Although evidence suggests that e-cigarettes pose health risks themselves, they are shown to be far less harmful that tobacco smoking, which is currently one of the leading causes of cancer.
To continue smoking after a cancer diagnosis can increase the risk of treatment complications, cancer recurrence and the chance of developing a second primary tumor; each leading to an increased mortality risk.
The recent study was presented at the 2018 NCRI cancer conference (4—6 November 2018, Glasgow, Scotland) by Jo Brett from Oxford Brookes University (UK).
Brett and her colleagues surveyed 506 health professionals from across the UK, including 103 GPs, 102 oncologists, 100 cancer surgeons, 103 practice nurses and 99 cancer nurse specialists.

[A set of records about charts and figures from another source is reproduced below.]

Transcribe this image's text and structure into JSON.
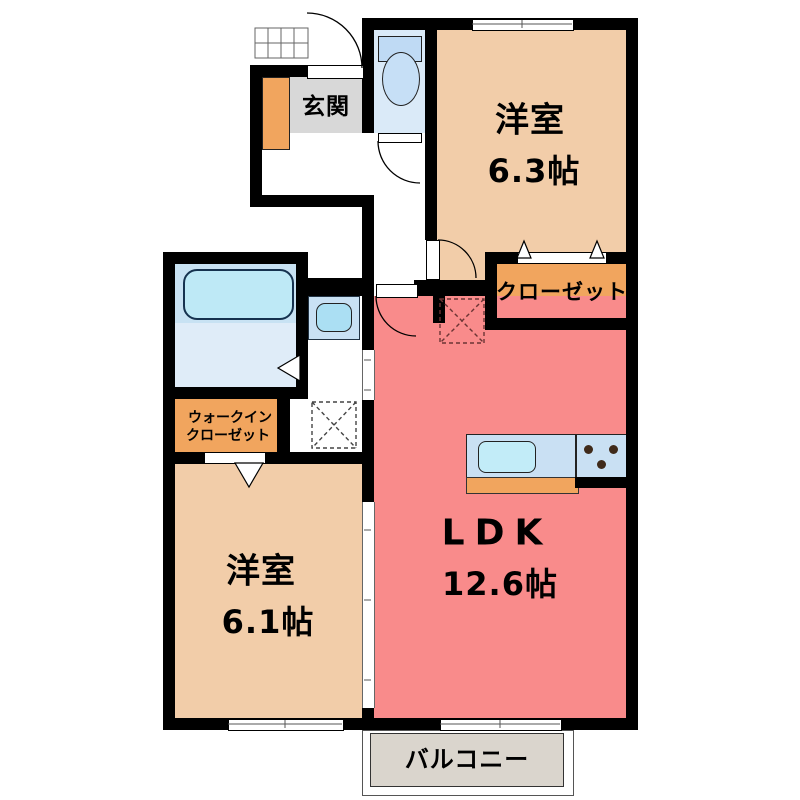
{
  "plan": {
    "entrance": {
      "label": "玄関"
    },
    "bedroom_top": {
      "name": "洋室",
      "size": "6.3帖"
    },
    "closet": {
      "label": "クローゼット"
    },
    "walk_in_closet": {
      "line1": "ウォークイン",
      "line2": "クローゼット"
    },
    "bedroom_bottom": {
      "name": "洋室",
      "size": "6.1帖"
    },
    "ldk": {
      "name": "LDK",
      "size": "12.6帖"
    },
    "balcony": {
      "label": "バルコニー"
    },
    "fixtures": [
      "bathtub",
      "toilet",
      "wash-basin",
      "kitchen-sink",
      "stove-burners",
      "washing-machine-space",
      "refrigerator-space",
      "shoe-cabinet",
      "entrance-porch"
    ],
    "colors": {
      "wall": "#000000",
      "bedroom_floor": "#F2CDA9",
      "closet_floor": "#F1A55E",
      "ldk_floor": "#F98B8B",
      "bathroom_floor": "#C8E2F3",
      "toilet_floor": "#DAEAF8",
      "genkan_floor": "#D8D8D8",
      "balcony_floor": "#DAD5CD",
      "fixture_blue": "#BEE9F6"
    }
  }
}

Of those surveyed, 29% said they would not recommend e-cigarettes as an alternative, over half said they did not know enough about e-cigarettes to feel confident in making a recommendation and a quarter did not know e-cigarettes were less harmful. Additionally, 46% said they did not feel like they had any guidance from hospitals regarding advice they should give and 45% commented that they did not know such guidance existed at all.
“E-cigarettes are now the most popular intervention for smoking cessation in the UK. However, little is known about health professionals’ knowledge and attitude towards e-cigarettes and whether they are endorsing use of e-cigarettes with cancer patients” Brett comments.
The researchers suggest that these findings highlight a need for clearer guidance for doctors and nurses in regards to smoking and the recommendations that they give patients.
“These results suggest that there’s a lack of clear policy on e-cigarettes at the local level. They also suggest a lack of awareness of existing evidence and national policy on e-cigarettes among doctors and nurses. This is coupled with a lack of time and inadequate training on smoking cessation in general, and specifically on e-cigarettes” continued Brett.
“Giving patients a clear message that they can reduce harm by switching from smoking to using e-cigarettes may help them cut down or quit smoking tobacco. This could help patients by reducing the risk of cancer recurrence, a second primary cancer or other complications.” Brett concludes.